Shettima urges NEDC, ministries to partner for maximum impact on Renewed Hope Baby Support initiative

Vice President Kashim Shettima

Vice President Kashim Shettima

From Juliana Taiwo-Obalonye, Abuja

Vice President Kashim Shettima has praised the North East Development Commission (NEDC) for launching the Renewed Hope Baby Support (RHBS) programme, a national effort to bridge critical gaps in child identity registration and healthcare access while creating long-term financial pathways for Nigerian children.

Speaking on Thursday at the Presidential Villa, Abuja, during a presentation by the NEDC’s management team led by Managing Director/CEO Mohammed Alkali, the Vice President linked the initiative directly to President Bola Ahmed Tinubu’s designation of 2026 as the Year of the Family and Social Protection.
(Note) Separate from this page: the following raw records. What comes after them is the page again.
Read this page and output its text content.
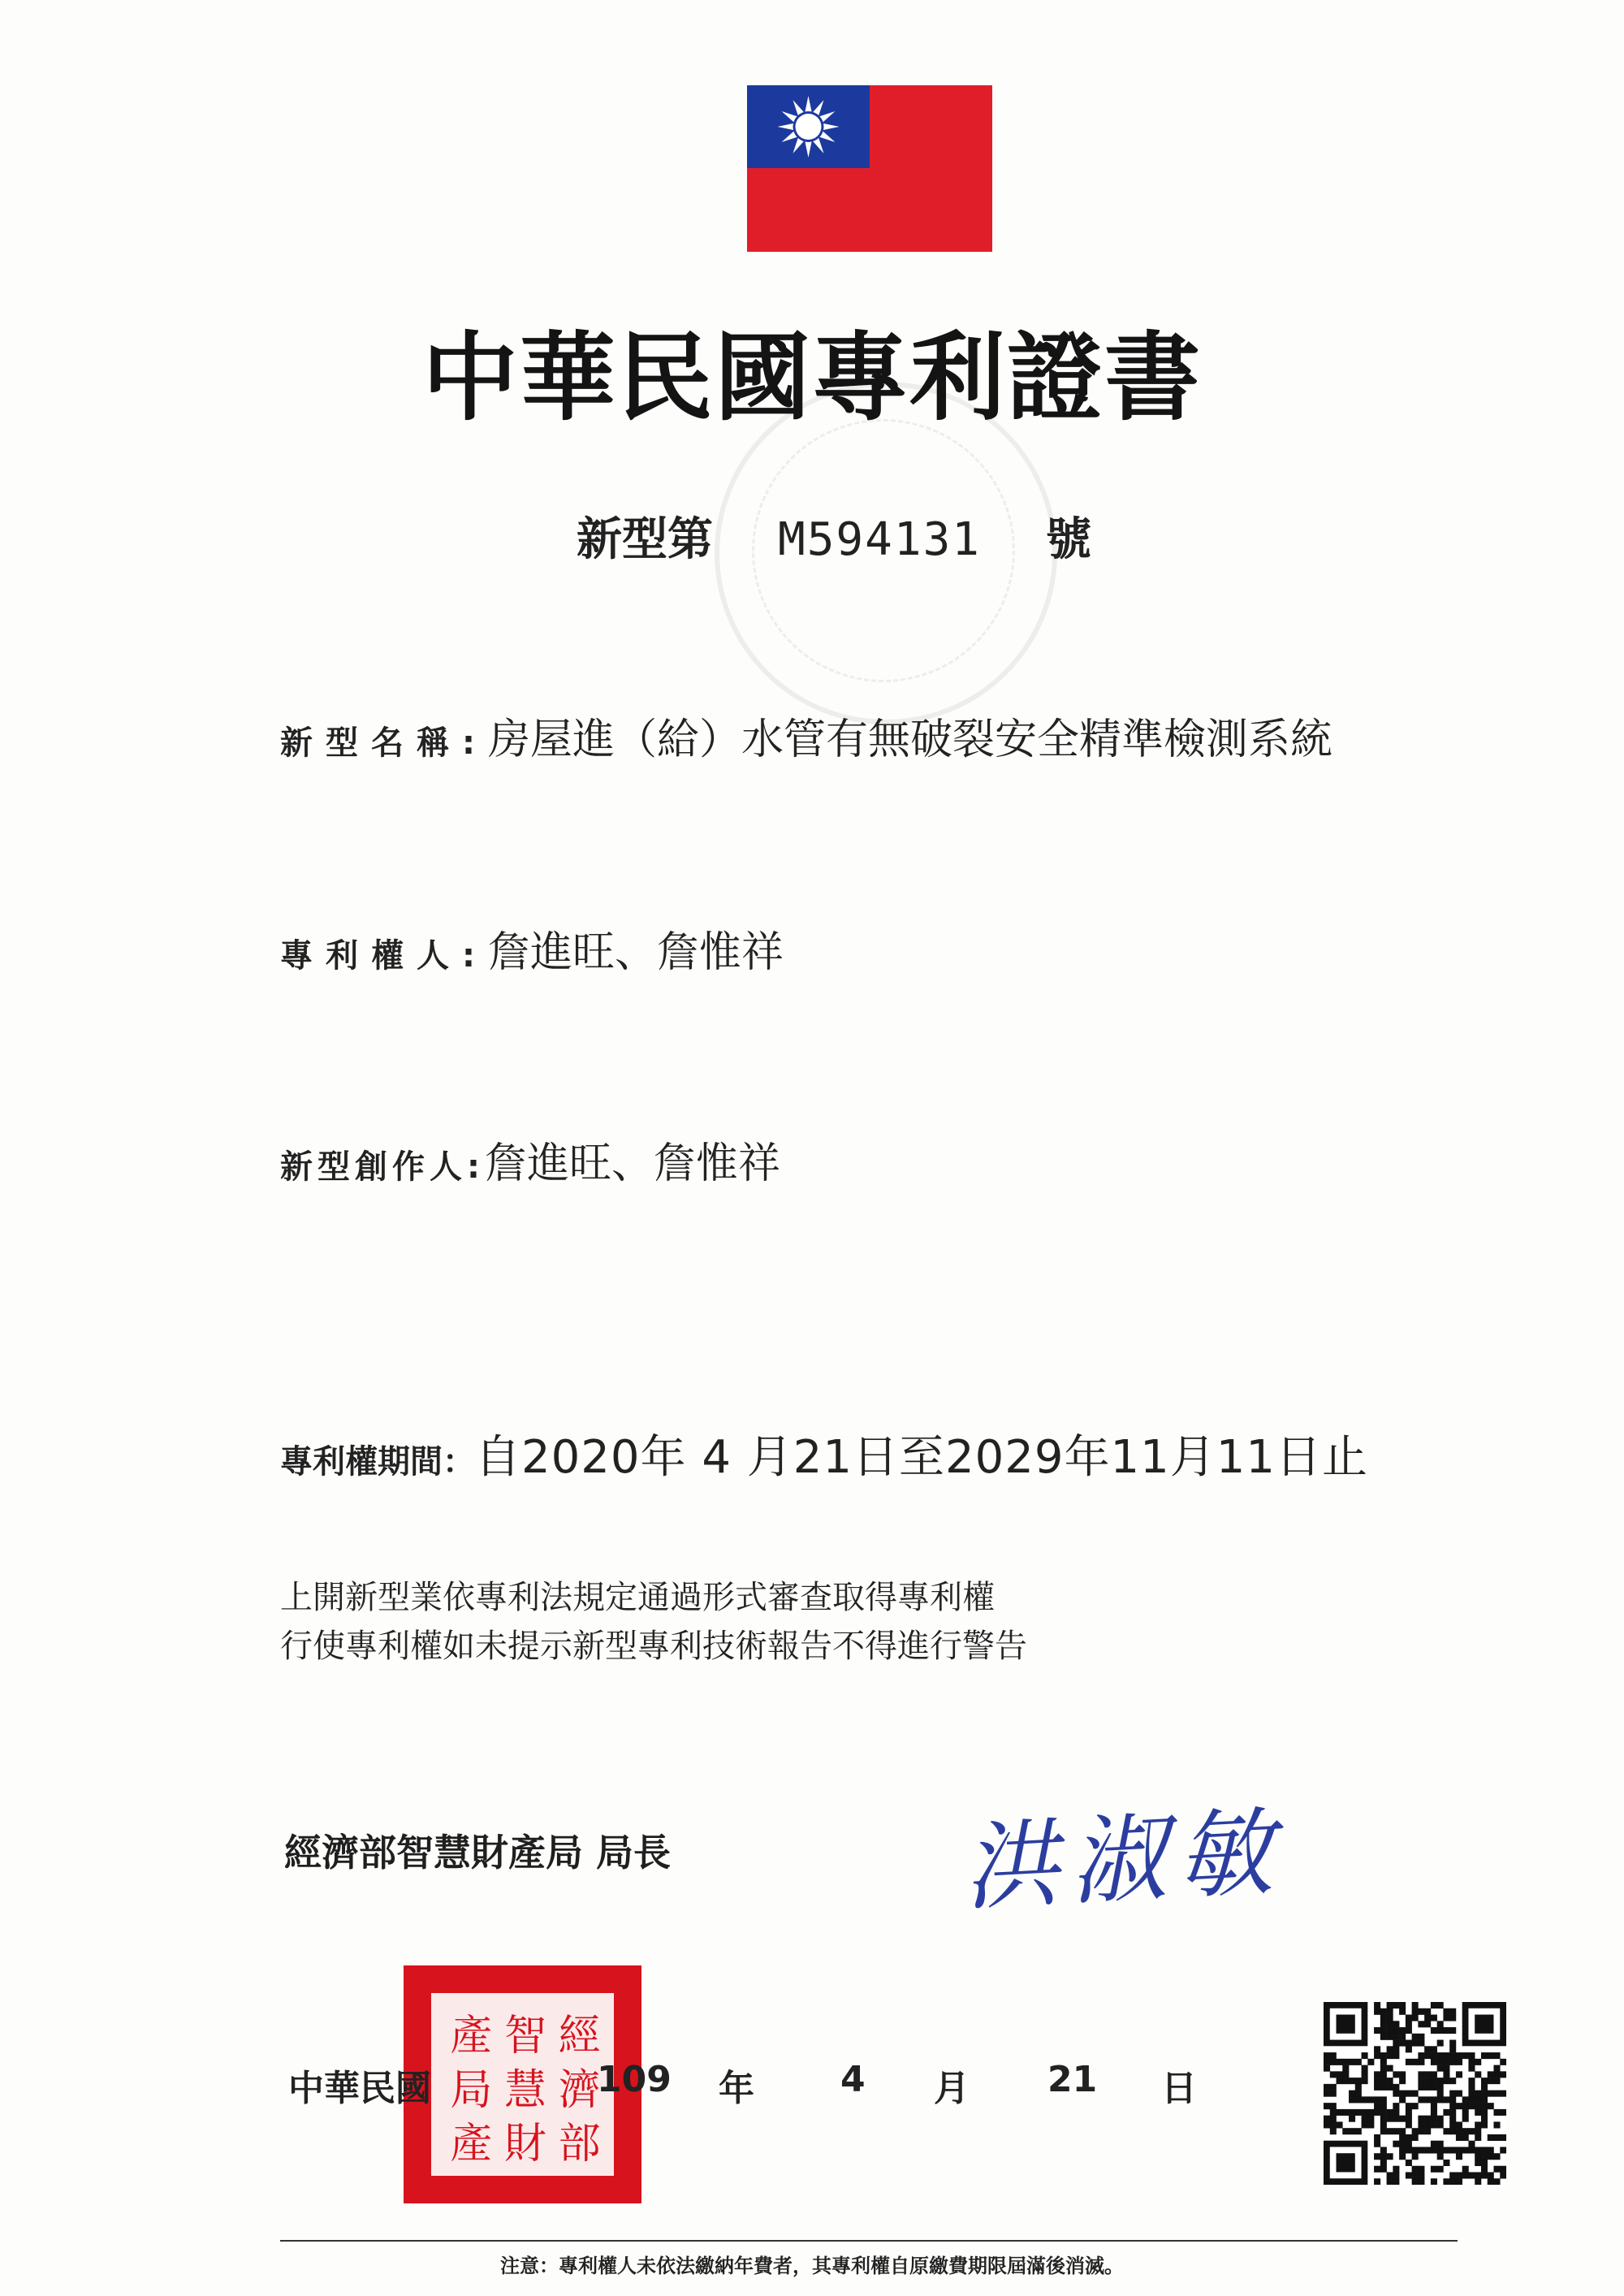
中華民國專利證書
新型第 M594131 號
新型名稱:房屋進（給）水管有無破裂安全精準檢測系統
專利權人:詹進旺、詹惟祥
新型創作人:詹進旺、詹惟祥
專利權期間：自2020年 4 月21日至2029年11月11日止
上開新型業依專利法規定通過形式審查取得專利權
行使專利權如未提示新型專利技術報告不得進行警告
經濟部智慧財產局 局長	洪淑敏
經
智
產
濟
慧
局
部
財
產
中華民國	109 年 4 月 21 日
注意：專利權人未依法繳納年費者，其專利權自原繳費期限屆滿後消滅。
“As you are aware, Mr President has declared 2026 as the Year of the Family and Social Protection, with clear directives for implementation across all levels of government. I commend the NEDC for taking proactive steps to translate this vision into concrete action, particularly through the Renewed Hope Baby Support (RHBS) programme,” Shettima stated.

He described RHBS as “a very timely and strategic initiative. It sits squarely within the North East Stabilization and Development Masterplan, aligning perfectly with its three critical pillars: peaceful society, healthy citizens, and an educated populace.”

Shettima called for “seamless collaboration between the NEDC, the Federal Ministry of Humanitarian Affairs, and other relevant agencies to ensure the RHBS achieves maximum impact.” He added that the programme would deliver direct benefits to vulnerable families, acting as “a strategic palliative that cushions the effects of necessary economic reforms in a dignified and structured manner.”

“It demonstrates that while we implement difficult but essential policies, we remain deeply committed to the welfare of our people — especially the women and children of the North East,” he noted, positioning the NEDC as a vital force in President Tinubu’s Renewed Hope Agenda. “This is the kind of focused, results-oriented intervention we expect from our Regional Development Commissions.”

The Vice President announced that the Presidency would provide further details on RHBS implementation by May 27, 2026, ahead of Children’s Day.

In her briefing, Senior Special Assistant to the President on Regional Development and NEDC (Office of the Vice President), Mariam Masha, highlighted Nigeria’s birth registration crisis: approximately 7.6 million births occur annually, but “fewer than half are formally registered within the first year, resulting in millions of children beginning life outside national visibility and weakening long-term planning across education, health, economic, and social systems.”

“RHBS is positioned as a structured national programme, not a traditional welfare intervention. It uses milestone-linked support to connect children from birth to formal systems of identity, health, and opportunity,” Dr Masha explained. “The programme serves as the operational mechanism to translate the President’s directive placing Nigerian families at the centre of governance into measurable outcomes, with a strong focus on early childhood development.”

She stressed that RHBS represents “a structured national operating model for identity inclusion, developmental health participation, and long-term human capital development,” adding, “The necessary infrastructure and political mandate already exist — what is now required is disciplined execution.”